Wednesday, October 6, 2010

Whirlwind tour of the ESC

One of the classes I am taking this year, Physics 191, is a once-a-week seminar introducing the faculty and programs in BYU physics. It's a pretty fun class (although for some reason I always have trouble staying awake), and one of the cool things we got to do this week was take a 20 minute tour of the Eyring Science Center.

This is one wall of the anechoic chamber, found two floors below ground level. Everything--floor (6 feet below a wire mesh we stood on), ceiling, walls, was covered in these foam wedges. The overall effect was, well, anechoic--we clapped, we yelled, we clicked and whistled, and every single time the sound faded the moment we stopped. It was kind of creepy, but way cool.
This is some kind of particle accelerator... It was in the plasma physics lab. This thing could probably destroy the universe. (Not really, but wouldn't it be cool if it could?)
We took a trip through the planetarium. The wall murals were really fantastic, I want to come back here at length some day soon.

We also got to see the telescope housed in the ESC; the picture after that is the retracting part of the roof.

This is a laser.
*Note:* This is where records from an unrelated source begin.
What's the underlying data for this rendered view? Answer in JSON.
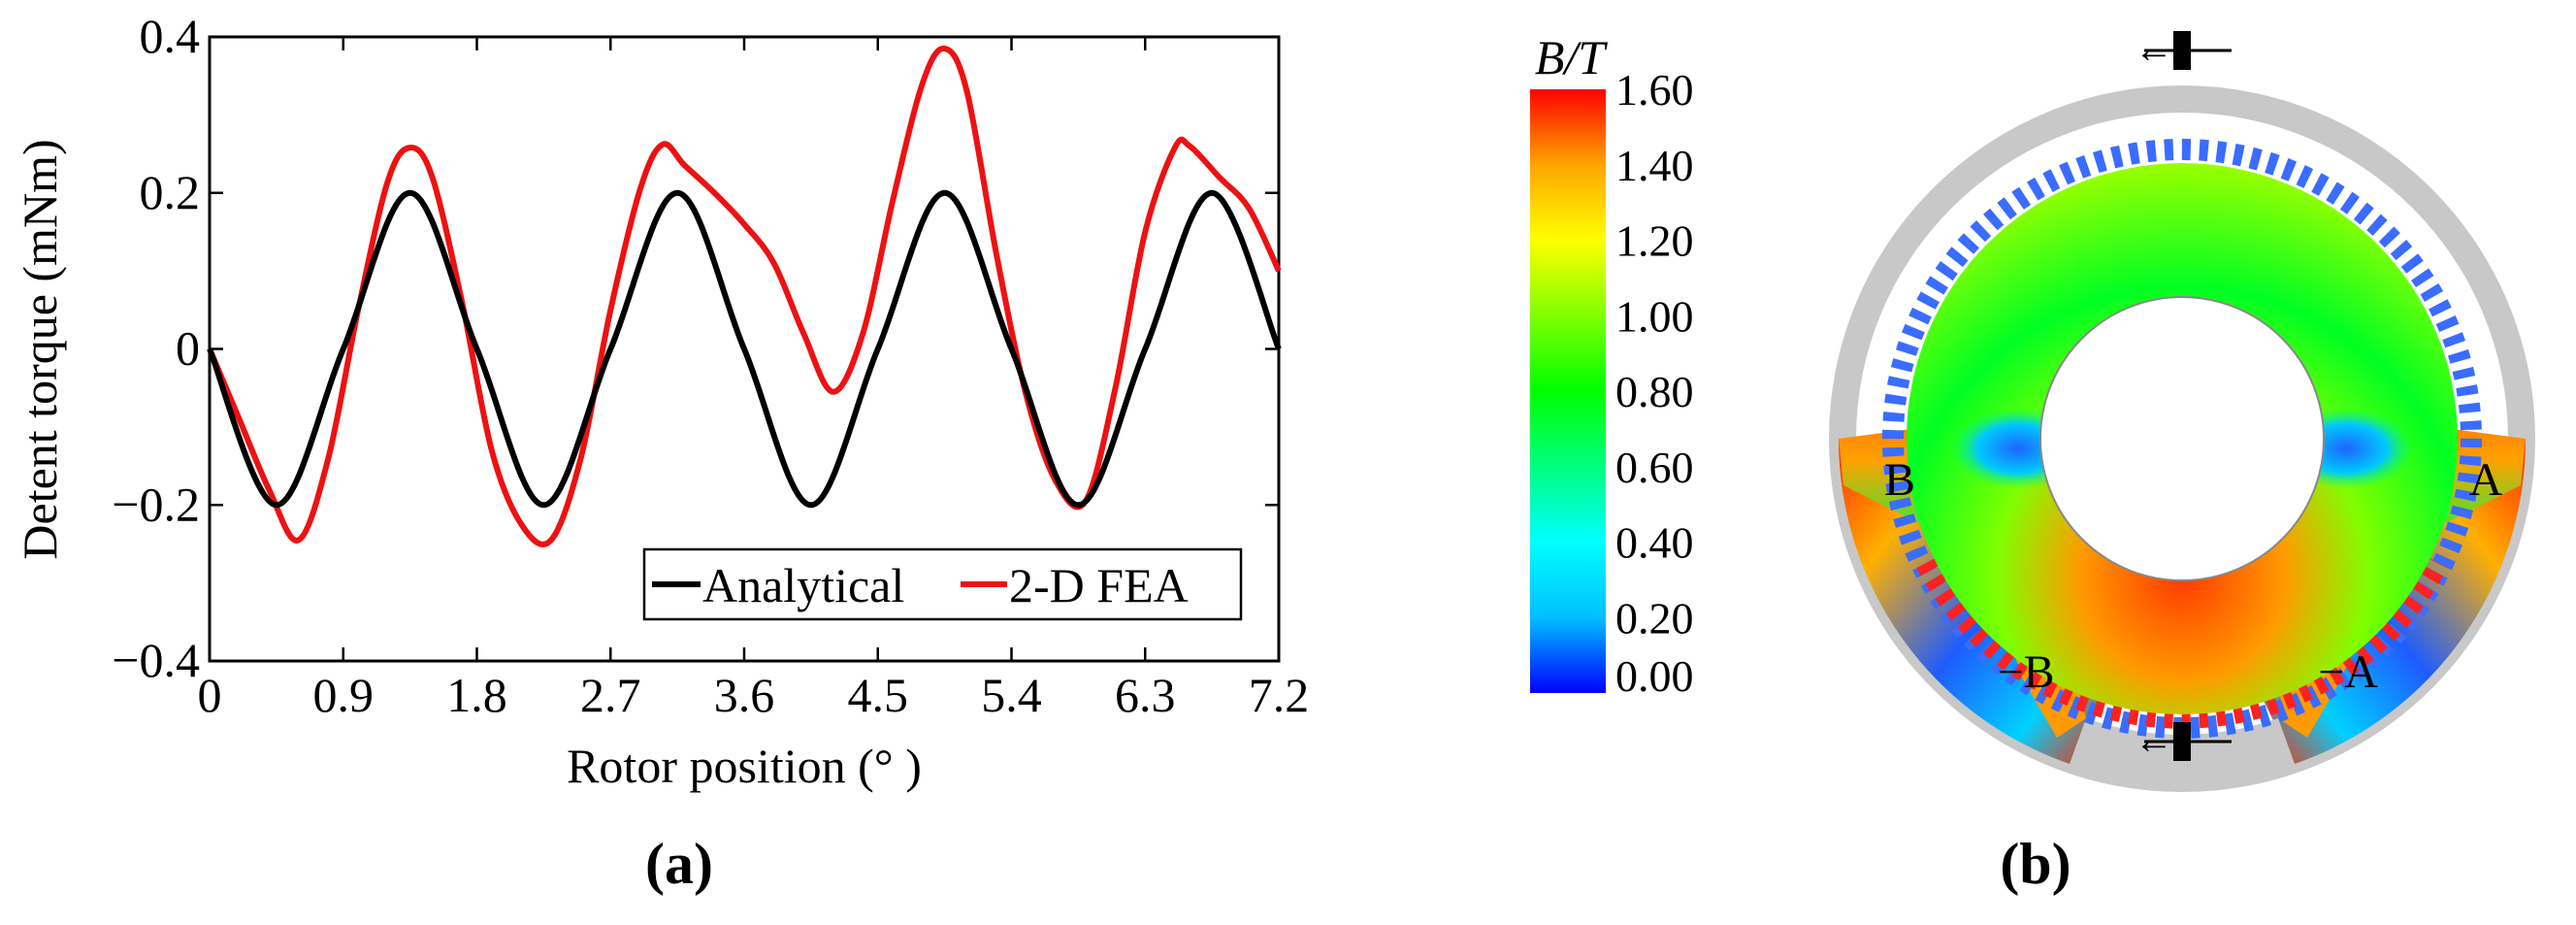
{
  "chart_data": [
    {
      "type": "line",
      "panel_label": "(a)",
      "xlabel": "Rotor position (° )",
      "ylabel": "Detent torque (mNm)",
      "xlim": [
        0,
        7.2
      ],
      "ylim": [
        -0.4,
        0.4
      ],
      "xticks": [
        0,
        0.9,
        1.8,
        2.7,
        3.6,
        4.5,
        5.4,
        6.3,
        7.2
      ],
      "xtick_labels": [
        "0",
        "0.9",
        "1.8",
        "2.7",
        "3.6",
        "4.5",
        "5.4",
        "6.3",
        "7.2"
      ],
      "yticks": [
        -0.4,
        -0.2,
        0,
        0.2,
        0.4
      ],
      "ytick_labels": [
        "−0.4",
        "−0.2",
        "0",
        "0.2",
        "0.4"
      ],
      "legend_position": "bottom-right",
      "series": [
        {
          "name": "Analytical",
          "color": "#000000",
          "x": [
            0,
            0.45,
            0.9,
            1.35,
            1.8,
            2.25,
            2.7,
            3.15,
            3.6,
            4.05,
            4.5,
            4.95,
            5.4,
            5.85,
            6.3,
            6.75,
            7.2
          ],
          "y": [
            0,
            -0.2,
            0,
            0.2,
            0,
            -0.2,
            0,
            0.2,
            0,
            -0.2,
            0,
            0.2,
            0,
            -0.2,
            0,
            0.2,
            0
          ]
        },
        {
          "name": "2-D FEA",
          "color": "#ee1111",
          "x": [
            0,
            0.2,
            0.4,
            0.6,
            0.8,
            1.0,
            1.2,
            1.35,
            1.5,
            1.7,
            1.9,
            2.1,
            2.3,
            2.5,
            2.7,
            2.9,
            3.05,
            3.2,
            3.4,
            3.6,
            3.8,
            4.0,
            4.2,
            4.4,
            4.6,
            4.8,
            4.95,
            5.1,
            5.3,
            5.5,
            5.7,
            5.9,
            6.1,
            6.3,
            6.5,
            6.6,
            6.8,
            7.0,
            7.2
          ],
          "y": [
            0,
            -0.09,
            -0.18,
            -0.245,
            -0.14,
            0.05,
            0.215,
            0.258,
            0.22,
            0.06,
            -0.13,
            -0.225,
            -0.245,
            -0.14,
            0.05,
            0.205,
            0.262,
            0.235,
            0.2,
            0.16,
            0.11,
            0.02,
            -0.055,
            0.02,
            0.19,
            0.34,
            0.385,
            0.33,
            0.12,
            -0.06,
            -0.17,
            -0.195,
            -0.05,
            0.15,
            0.258,
            0.26,
            0.22,
            0.18,
            0.1
          ]
        }
      ]
    },
    {
      "type": "heatmap",
      "panel_label": "(b)",
      "colorbar_title": "B/T",
      "colorbar_range": [
        0,
        1.6
      ],
      "colorbar_ticks": [
        "1.60",
        "1.40",
        "1.20",
        "1.00",
        "0.80",
        "0.60",
        "0.40",
        "0.20",
        "0.00"
      ],
      "colormap": [
        "#0000ff",
        "#00bfff",
        "#00ffff",
        "#00ff7f",
        "#00ff00",
        "#7fff00",
        "#ffff00",
        "#ffa500",
        "#ff0000"
      ],
      "pole_labels": [
        "A",
        "B",
        "−B",
        "−A"
      ]
    }
  ]
}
Cool, huh?
The laser labs (there were a bunch of them) all had really funny signs on the doors. These were a few of my favorite, although the best was definitely a sign that said "This lab free of laser-related deaths for ___ days." I think there were something like 25 scratches in the blank space. Good job, BYU physics!
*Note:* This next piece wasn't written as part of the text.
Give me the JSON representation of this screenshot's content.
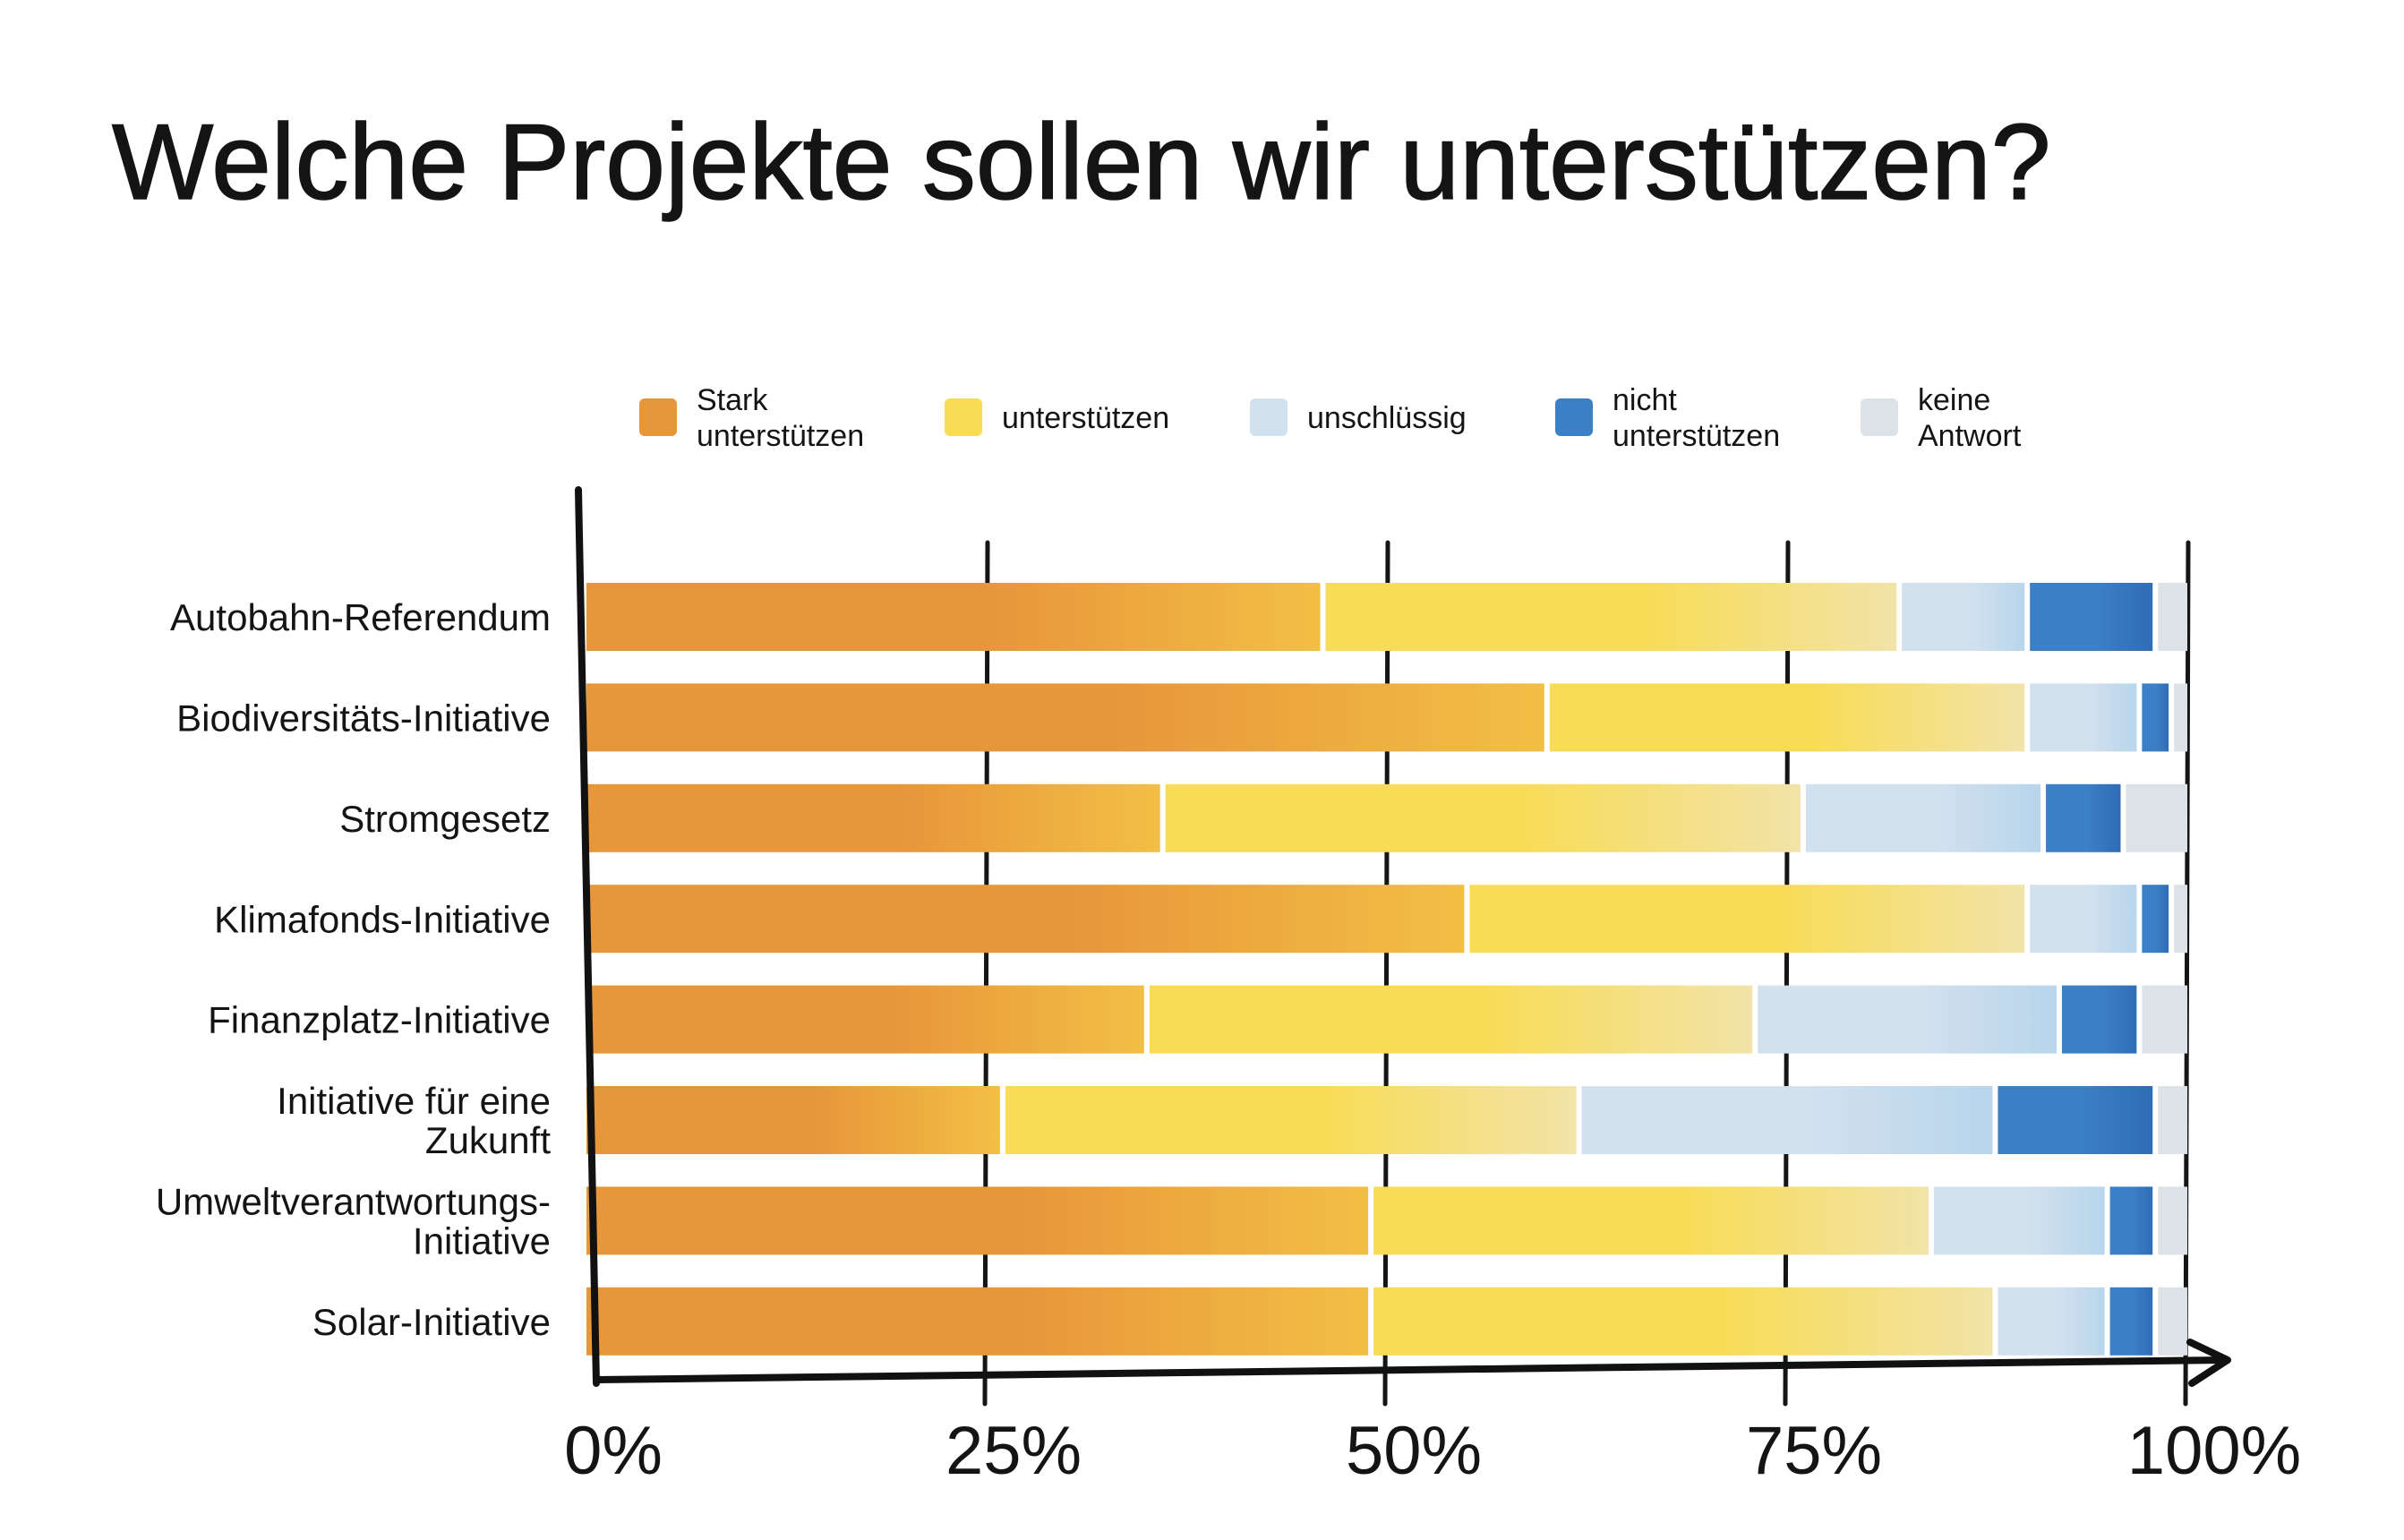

As our last step on the tour, we visited the reverberation chamber--it was exactly the opposite of the anechoic chamber; a clap sounded like a gunshot. Part of the physics of the reverberation involved these curved plastic plates suspended from the ceiling in apparently random patterns.
So now I have wandered in the HFAC and taken a whirlwind tour of the ESC. What other secrets does the campus of BYU hold?

Monday, October 4, 2010

My Gracenotes

Saving grace. That grace which lifts up a poor, broken, downtrodden soul, a soul burdened by sin and by guilt, a soul that at some times desires nothing more but the end of existence, of feeling, of conscious thought, a soul that desires the mountains to fall upon him to hide his crimes from God… the grace which lifts up this soul, comforts him, heals him, nourishes him, succors him, plants in him seeds of an unshakeable, unquenchable faith, gives him joy where once was pain, gives him hope where once there was despair, which makes him into more than the fallen, lost being he was, which makes him into a Man, which makes him into a Saint, which makes him into a Son of the Living God. That is saving grace.
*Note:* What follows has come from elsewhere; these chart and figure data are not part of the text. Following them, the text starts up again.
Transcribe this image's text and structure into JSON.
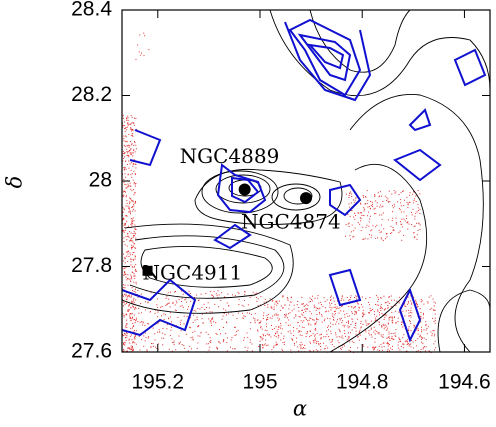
{
  "chart_data": {
    "type": "scatter",
    "xlabel": "α",
    "ylabel": "δ",
    "xlim": [
      195.27,
      194.55
    ],
    "ylim": [
      27.6,
      28.4
    ],
    "xticks": [
      195.2,
      195,
      194.8,
      194.6
    ],
    "yticks": [
      27.6,
      27.8,
      28,
      28.2,
      28.4
    ],
    "color": "#000000",
    "points": [
      {
        "label": "NGC4889",
        "x": 195.03,
        "y": 27.98,
        "marker": "circle"
      },
      {
        "label": "NGC4874",
        "x": 194.91,
        "y": 27.96,
        "marker": "circle"
      },
      {
        "label": "NGC4911",
        "x": 195.22,
        "y": 27.79,
        "marker": "square"
      }
    ]
  }
}
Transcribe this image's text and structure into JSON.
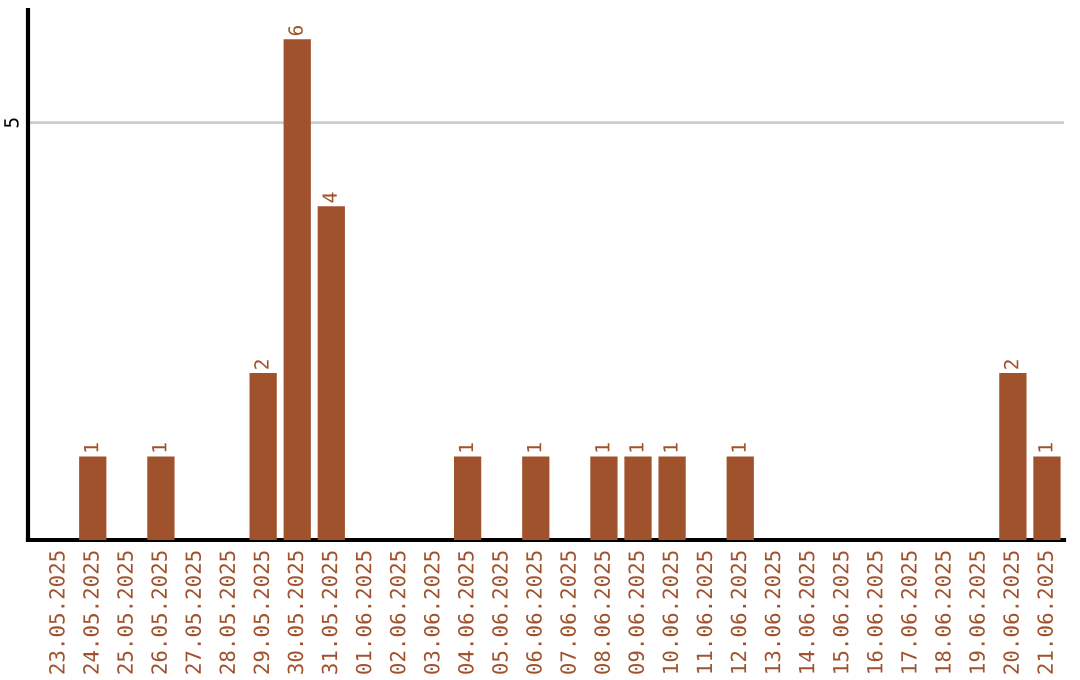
{
  "chart_data": {
    "type": "bar",
    "categories": [
      "23.05.2025",
      "24.05.2025",
      "25.05.2025",
      "26.05.2025",
      "27.05.2025",
      "28.05.2025",
      "29.05.2025",
      "30.05.2025",
      "31.05.2025",
      "01.06.2025",
      "02.06.2025",
      "03.06.2025",
      "04.06.2025",
      "05.06.2025",
      "06.06.2025",
      "07.06.2025",
      "08.06.2025",
      "09.06.2025",
      "10.06.2025",
      "11.06.2025",
      "12.06.2025",
      "13.06.2025",
      "14.06.2025",
      "15.06.2025",
      "16.06.2025",
      "17.06.2025",
      "18.06.2025",
      "19.06.2025",
      "20.06.2025",
      "21.06.2025"
    ],
    "values": [
      0,
      1,
      0,
      1,
      0,
      0,
      2,
      6,
      4,
      0,
      0,
      0,
      1,
      0,
      1,
      0,
      1,
      1,
      1,
      0,
      1,
      0,
      0,
      0,
      0,
      0,
      0,
      0,
      2,
      1
    ],
    "value_labels": [
      null,
      "1",
      null,
      "1",
      null,
      null,
      "2",
      "6",
      "4",
      null,
      null,
      null,
      "1",
      null,
      "1",
      null,
      "1",
      "1",
      "1",
      null,
      "1",
      null,
      null,
      null,
      null,
      null,
      null,
      null,
      "2",
      "1"
    ],
    "color": "#a0522d",
    "ylim": [
      0,
      6.35
    ],
    "yticks": [
      5
    ],
    "grid": "y"
  }
}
I walk along a sidewalk, glistening from a recent rain, and enjoy the beauty of the world around me. The trees sway slightly in the breeze, nodding to the rhythm of a song that I cannot hear. Birds chirp in the trees, joy made music, calling to one another and perhaps just to me. In the distance I see a mother and her child, walking up to their front door; the child reaches for his mother’s hand, instinctively, a motion he has made thousands of times before. The sun, temporarily hidden behind a cloud, bursts forth in light and glory and wonder, and I cannot help the smile that comes to my lips, the feeling of joy sharp as a knife, gentle as a cloud, and bright as the son whose light I live in.




Special thanks to Brian Doyle, who wrote an essay entitled “Gracenotes;” little anecdotes, observations, biographies and thoughts related to grace. The idea for this essay was that it could be pulled from his (much longer) essay.

Also, special thanks to Alma the Younger, who gives me a fantastic example of what saving grace is, and of living by grace.